One of those schools was Azusa Pacific University, an NCAA Division II school in Southern California. Just a week after visiting, the coach called Mia with an offer.
“Talking with the coach, he’s really great,” she said. “They just have a really good system there and great environment. It was honestly everything I was looking for in a school and it just fit.”
A new year
Mia’s road to recovery continued through the first month of the high school season.
“Just telling them the first day, ‘I don’t think Mia is going to be back,’ their eyes kind of get big,” Trent said. “I’m like, ‘Oh boy, this is going to be a whole lot different.’ ”
But it wasn’t different. The team played well without her for the first three games, wins against Asotin, Tekoa-Rosalia and Liberty.
After suffering back-to-back losses to highly ranked Colfax, Mia was finally cleared to get back on the court. On Jan. 5, she was back doing what she loved again.
“It was a long road,” Mia said. “It was a lot more difficult than I thought it’d be. I had a lot of great people; great PT help me get through. It’s so fun to be back.”

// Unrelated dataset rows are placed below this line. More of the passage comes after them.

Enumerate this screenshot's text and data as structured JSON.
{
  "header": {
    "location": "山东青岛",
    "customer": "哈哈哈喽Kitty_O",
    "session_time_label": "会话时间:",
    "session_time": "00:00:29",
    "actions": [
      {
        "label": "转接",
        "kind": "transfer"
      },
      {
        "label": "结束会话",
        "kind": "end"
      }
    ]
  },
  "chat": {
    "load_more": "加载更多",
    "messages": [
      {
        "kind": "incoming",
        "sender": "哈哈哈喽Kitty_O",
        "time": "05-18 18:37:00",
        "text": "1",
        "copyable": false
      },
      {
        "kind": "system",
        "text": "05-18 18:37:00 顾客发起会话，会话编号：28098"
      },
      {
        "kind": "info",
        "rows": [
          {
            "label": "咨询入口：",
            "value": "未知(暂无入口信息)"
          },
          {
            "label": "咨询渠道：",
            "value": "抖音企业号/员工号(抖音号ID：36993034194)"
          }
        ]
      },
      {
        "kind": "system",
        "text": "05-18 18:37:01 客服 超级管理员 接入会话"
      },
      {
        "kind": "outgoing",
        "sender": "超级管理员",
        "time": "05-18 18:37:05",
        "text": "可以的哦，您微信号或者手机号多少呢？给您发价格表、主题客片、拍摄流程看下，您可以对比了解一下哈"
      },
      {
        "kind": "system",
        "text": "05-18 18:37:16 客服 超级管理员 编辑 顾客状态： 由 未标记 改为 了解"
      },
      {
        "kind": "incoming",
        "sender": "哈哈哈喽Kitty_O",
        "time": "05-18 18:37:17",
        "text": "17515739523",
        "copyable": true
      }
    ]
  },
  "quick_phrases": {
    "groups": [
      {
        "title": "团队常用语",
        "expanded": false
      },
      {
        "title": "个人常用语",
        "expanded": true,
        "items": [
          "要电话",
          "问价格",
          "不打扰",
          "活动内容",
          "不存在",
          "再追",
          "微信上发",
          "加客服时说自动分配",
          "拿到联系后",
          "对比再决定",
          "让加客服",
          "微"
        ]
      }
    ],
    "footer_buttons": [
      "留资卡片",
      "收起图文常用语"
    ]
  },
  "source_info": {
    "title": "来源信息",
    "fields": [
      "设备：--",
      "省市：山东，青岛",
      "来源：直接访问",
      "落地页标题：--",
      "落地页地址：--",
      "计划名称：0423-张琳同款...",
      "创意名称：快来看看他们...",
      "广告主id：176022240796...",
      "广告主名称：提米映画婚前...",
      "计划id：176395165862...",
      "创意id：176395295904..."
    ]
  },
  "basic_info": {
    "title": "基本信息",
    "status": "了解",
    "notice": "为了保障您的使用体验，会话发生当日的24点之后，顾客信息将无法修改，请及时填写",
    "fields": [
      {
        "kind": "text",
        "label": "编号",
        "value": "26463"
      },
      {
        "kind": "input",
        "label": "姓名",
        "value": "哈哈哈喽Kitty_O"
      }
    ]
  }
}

The Lions are 7-6 with two games left in the regular season, matching their win total from last season before Mia went down with injury.
“With Mia back, a lot more players have stepped up and are much better players because of it,” Trent said. “Hopefully, that gives us a little boost here as we get to the late part of the season.”
The Pierces hope that boost will push UCA into the school’s first berth to the state tournament.
“That would mean everything,” Mia said. “I remember at the end of last season, all I wanted to do was come back next season and make it to state, because we were super close this last year. It just hurt so bad not being able to fight for that, so it’s just been the motivation this last year to get there. It would mean a lot.”
“You see the girls start to believe they can play with these teams,” Trent said. “Once the girls start to believe it, they start to play a little harder in practices and games. Crossing our fingers – it would be cool.”